The average Hoosier — and maybe not even the average Indiana outdoors person — is likely much more familiar with Smoky the Bear as a symbol of the wilderness than Bobber The Water Safety Dog. However, the smiling pup does exist.

The dog has a kid friendly look and his purpose is to encourage youngsters to learn how to swim. There was a lot of emphasis on learning how to master that skill. Bobber is the water safety mascot.

A variety of fish mounts hung on a display wall so young people could take a close look at the types of fish they might catch if they dipped a line into the Ohio River. The variety was impressive, including crappie, small-mouth bass, Sauger, gar and catfish.

A proselytizer for the high caliber of fishing in this area on the river right at the state line was Daniel Grider, who not only provided background about the fish to his attentive young audience, but said he spends a large number of his personal days each year fishing this water.

“This is my favorite area of the state to fish,” said Grider, who lives in Clarksville, but moved to the vicinity in large part because of the fishing opportunities. “I’ll give it five stars all day long.”

Grider, 38, has developed a serious fondness for this very large fishing hole.

“This is the best fishing in Southern Indiana,” he said.

The mix of fish and the ability to fish pretty much year-round, are selling points for him.

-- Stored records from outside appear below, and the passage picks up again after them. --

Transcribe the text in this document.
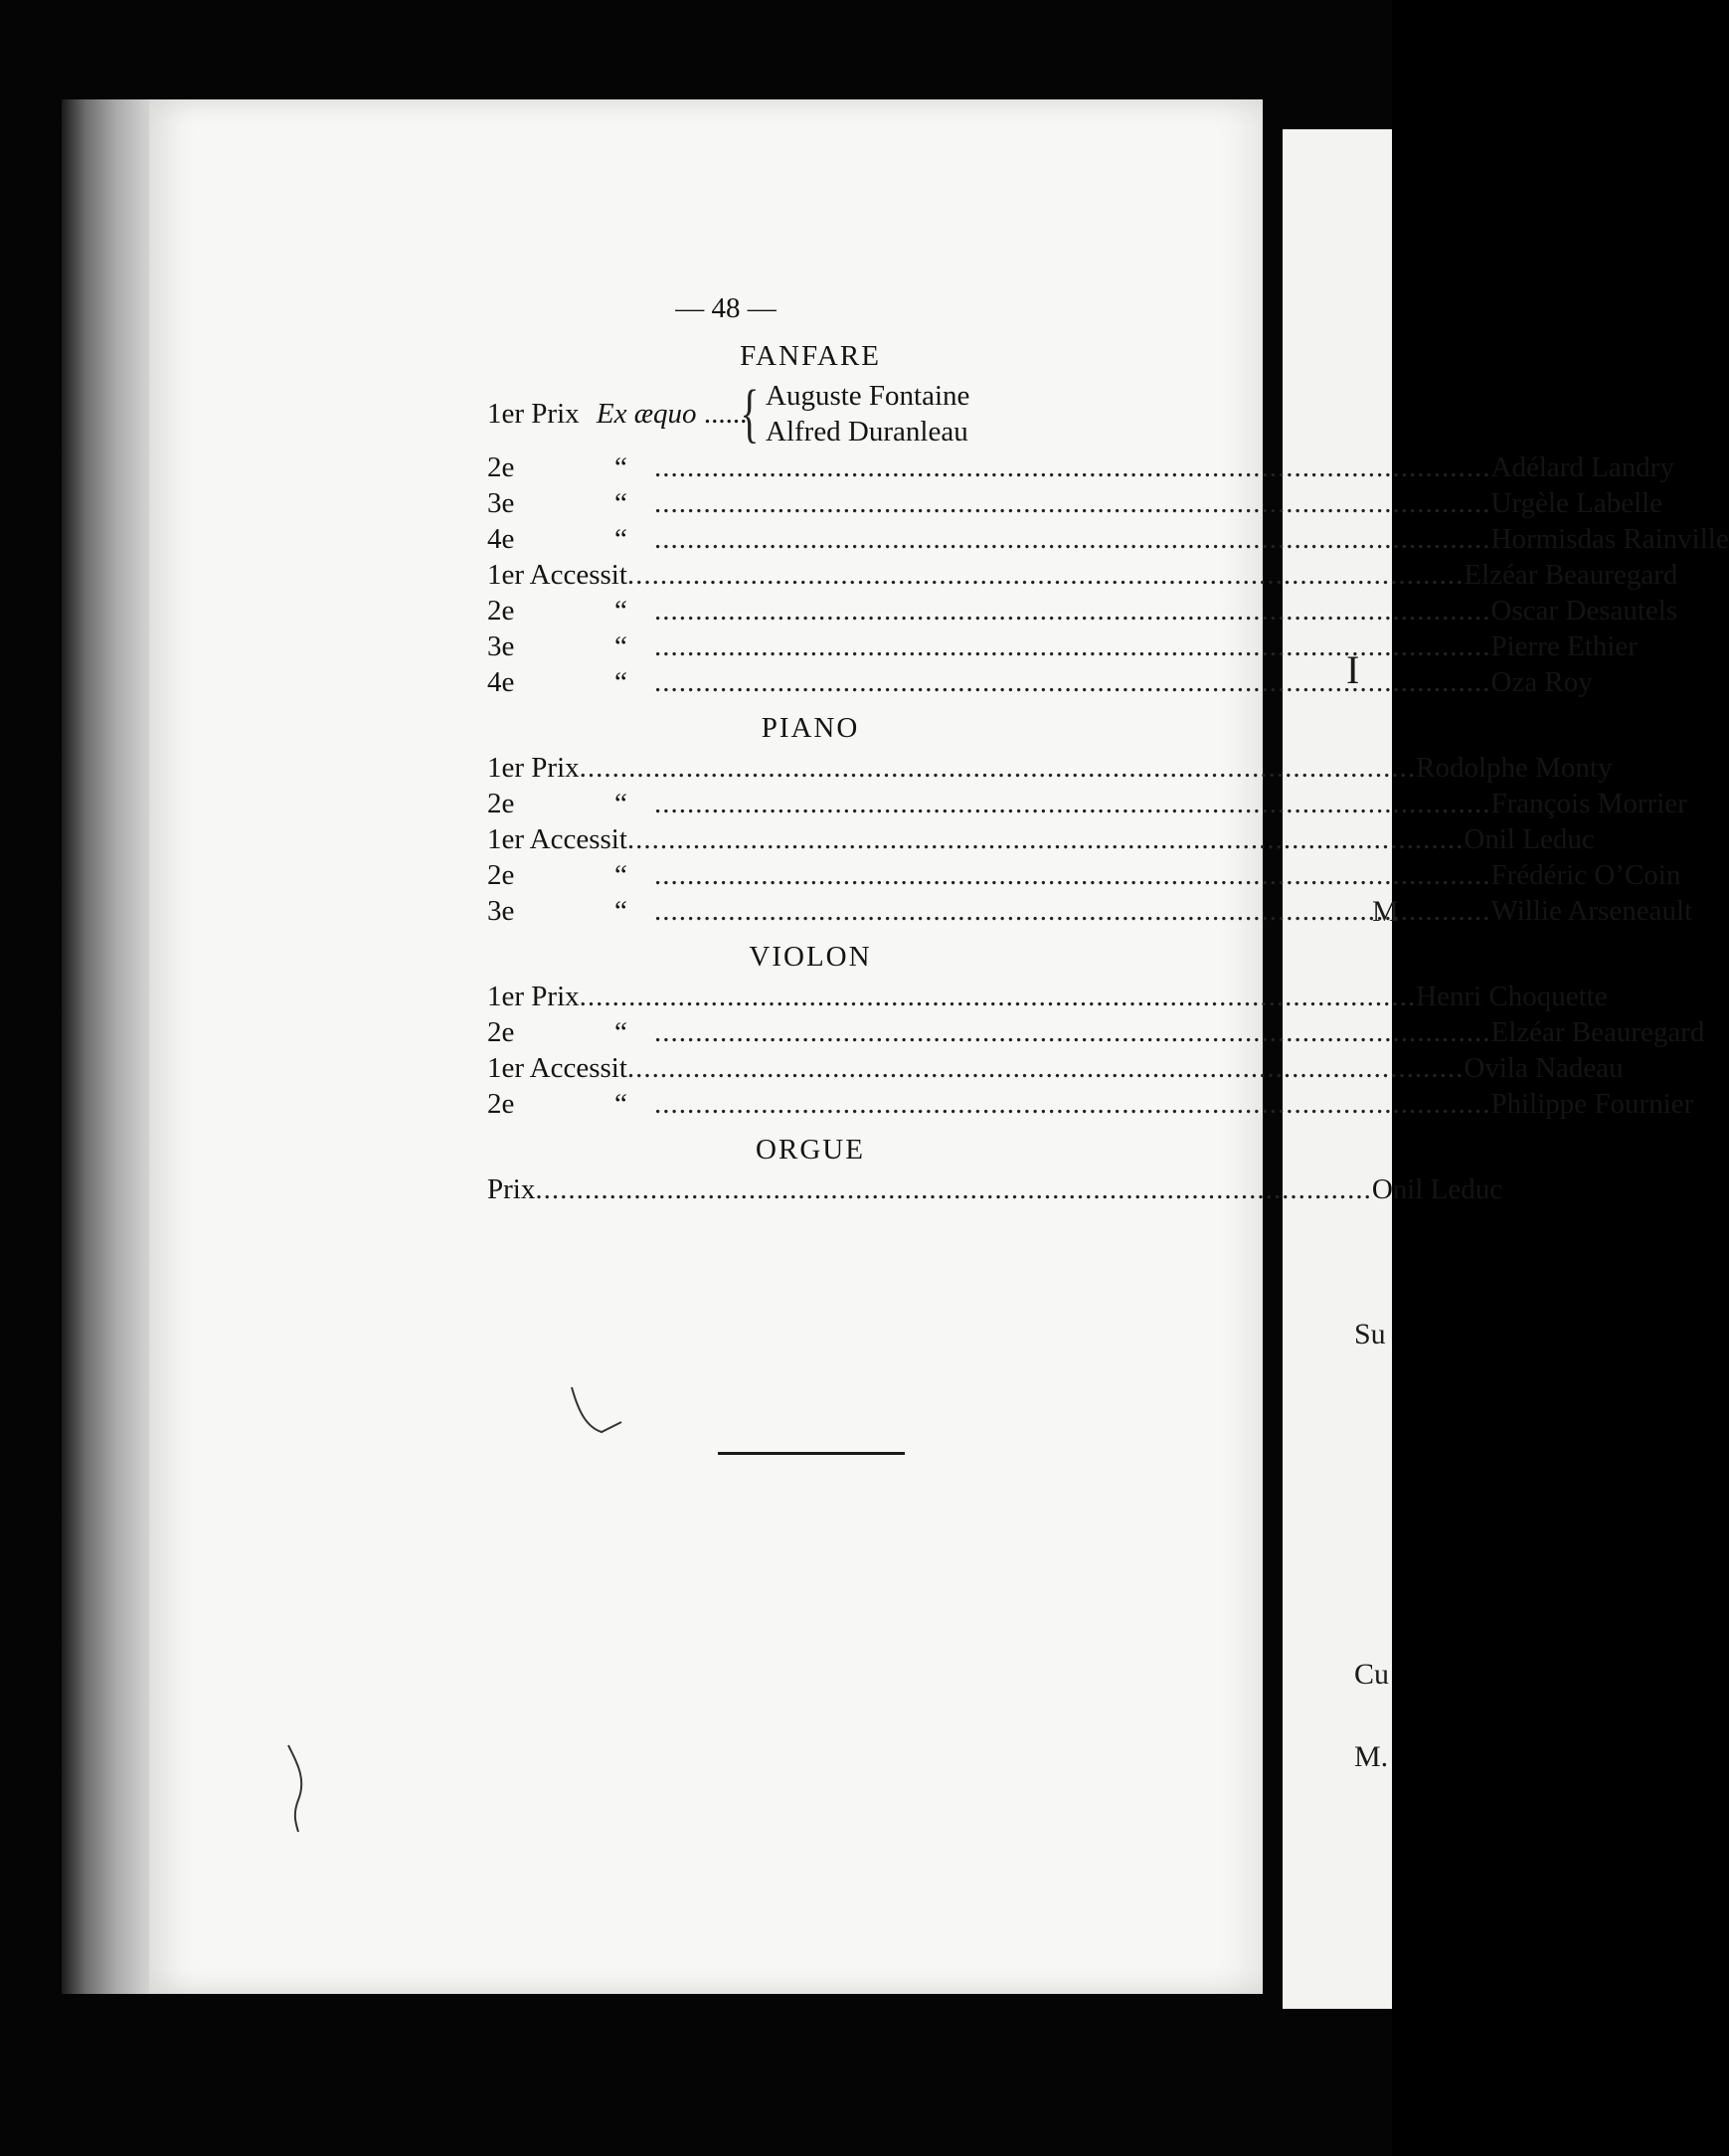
I
M
Su
Cu
M.
— 48 —
FANFARE
1er Prix Ex æquo ......
{ Auguste Fontaine
Alfred Duranleau
2e	“ .....	Adélard Landry
3e	“ .....	Urgèle Labelle
4e	“ .....	Hormisdas Rainville
1er Accessit .....	Elzéar Beauregard
2e	“ .....	Oscar Desautels
3e	“ .....	Pierre Ethier
4e	“ .....	Oza Roy
PIANO
1er Prix .....	Rodolphe Monty
2e	“ .....	François Morrier
1er Accessit .....	Onil Leduc
2e	“ .....	Frédéric O’Coin
3e	“ .....	Willie Arseneault
VIOLON
1er Prix .....	Henri Choquette
2e	“ .....	Elzéar Beauregard
1er Accessit .....	Ovila Nadeau
2e	“ .....	Philippe Fournier
ORGUE
Prix .....	Onil Leduc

“It varies with the season and the species,” Grider said, “and whether the water level is down.”

When the water level is low, visitors can follow a path, then clamber over some rocks, and walk out on the sand, where it is possible to see ancient fossil markings. Park interpretive personnel sometimes lead classes to explain the fossils, though many people wander on their own.

It helps to have expert help interpreting, though, because the uninitiated often do not recognize what they are seeing. Among the fossils that can sometimes be seen at the Falls are brachiopod. coral and crinoid. It is not legal to collect fossils at the Park, however.

Still, it makes more sense anyway to reel in the fish that are alive and moving in the river instead of prehistoric specimens.